The work involved numerous controls to ensure that the triggering observed by the researchers was actually done by exposure of the peptides – not the light, or the removal of the protective cage. The researchers also had to demonstrate that the “hats” were stable enough that they didn’t come off spontaneously, but only when the link between the molecular cage and the peptide was severed by the ultraviolet light.
Among the experiments was use of the peptide to attract cells that would attach themselves to the biomaterial. “We showed that if we left the hat on, there would be few cells attracted to the material, García said. “But when we take the hat off, we recruited a lot of cells to the material. That shows we can activate the peptide, and that the activation has a biological consequence.”
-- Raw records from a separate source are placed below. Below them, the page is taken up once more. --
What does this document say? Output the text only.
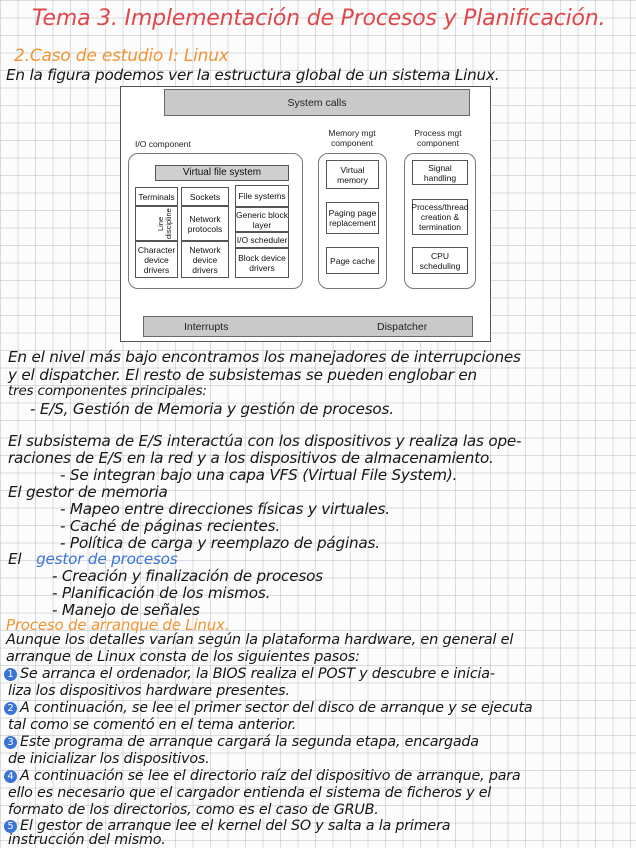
Tema 3. Implementación de Procesos y Planificación.
2.Caso de estudio I: Linux
En la figura podemos ver la estructura global de un sistema Linux.
System calls
I/O component
Memory mgt component
Process mgt component
Virtual file system
Terminals
Line discipline
Character device drivers
Sockets
Network protocols
Network device drivers
File systems
Generic block layer
I/O scheduler
Block device drivers
Virtual memory
Paging page replacement
Page cache
Signal handling
Process/thread creation & termination
CPU scheduling
Interrupts	Dispatcher
En el nivel más bajo encontramos los manejadores de interrupciones
y el dispatcher. El resto de subsistemas se pueden englobar en
tres componentes principales:
- E/S, Gestión de Memoria y gestión de procesos.
El subsistema de E/S interactúa con los dispositivos y realiza las ope-
raciones de E/S en la red y a los dispositivos de almacenamiento.
- Se integran bajo una capa VFS (Virtual File System).
El gestor de memoria
- Mapeo entre direcciones físicas y virtuales.
- Caché de páginas recientes.
- Política de carga y reemplazo de páginas.
El gestor de procesos
- Creación y finalización de procesos
- Planificación de los mismos.
- Manejo de señales
Proceso de arranque de Linux.
Aunque los detalles varían según la plataforma hardware, en general el
arranque de Linux consta de los siguientes pasos:
1 Se arranca el ordenador, la BIOS realiza el POST y descubre e inicia-
liza los dispositivos hardware presentes.
2 A continuación, se lee el primer sector del disco de arranque y se ejecuta
tal como se comentó en el tema anterior.
3 Este programa de arranque cargará la segunda etapa, encargada
de inicializar los dispositivos.
4 A continuación se lee el directorio raíz del dispositivo de arranque, para
ello es necesario que el cargador entienda el sistema de ficheros y el
formato de los directorios, como es el caso de GRUB.
5 El gestor de arranque lee el kernel del SO y salta a la primera
instrucción del mismo.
Another experiment showed that the timing of peptide activation could affect the quantity of fibrosis, an immune system response that builds a protective capsule around an implanted biomaterial. By delaying the exposure of the peptides until after the bulk of the inflammation reaction had taken place, the thickness of the fibrosis capsule was significantly reduced, allowing it to be better incorporated into the body.
In another experiment, the researchers showed that removing the hats could trigger the growth of blood vessels into the material. This vascularization is critical in regenerative medicine, but must take place at the right time to be successful.
“We showed that if you keep the hat on, you get no vessel in-growth into the material,” explained García. “But if we turn on the light, we get growth of new blood vessels into the material. We can control what happens and when it happens by when we expose the protective cages to light.”
In the future, photochemists at the Max-Planck Institute will be working on alternative cages that would be triggered by different wavelengths of light. As much as 90 percent of the ultraviolet light used in the experiments was lost in passing through the skin of the animal model, limiting the use of that wavelength to locations immediately below the skin.
Development of alternate “hats,” the molecular cages that protect the peptides, could allow sequential activation by light, and light activation of molecules at locations deeper inside the body.
Light, heat, and electricity have been used to trigger biological processes in vitro, García noted. Light is especially useful because it can be patterned to control processes spatially, which is also important because the processes must occur not only at the right time, but also the right place.
“The technique we developed is a general strategy that we can apply to other biological signals to see if they have similar spatio-temporal effects,” said García. “We see this as a beginning. From here, there are many, many applications that we can follow.”
In addition to those already mentioned, the research involved Ankur Singh, Edward Phelps and Asha Shekaran from Georgia Tech, and Julieta Paez, Simone Weis and Zahid Shafiq from the Max-Planck Institute. Lee now works for Dexcom, a San Diego-based company that focuses on continuous glucose monitoring systems for use by people with diabetes, and Singh is currently an assistant professor at Cornell University.
The research was supported by the Materials World Network Program of the National Science Foundation under grants DFG AOBJ 569628 and NSF DMR-0909002, by the National Institutes of Health under grants R01-AR062368 and R01-AR062920, and by the NIH Cell and Tissue NIH Biotechnology Training Grant T32-GM008433. The content is solely the responsibility of the authors and does not necessarily represent the official views of the National Science Foundation or the National Institutes of Health.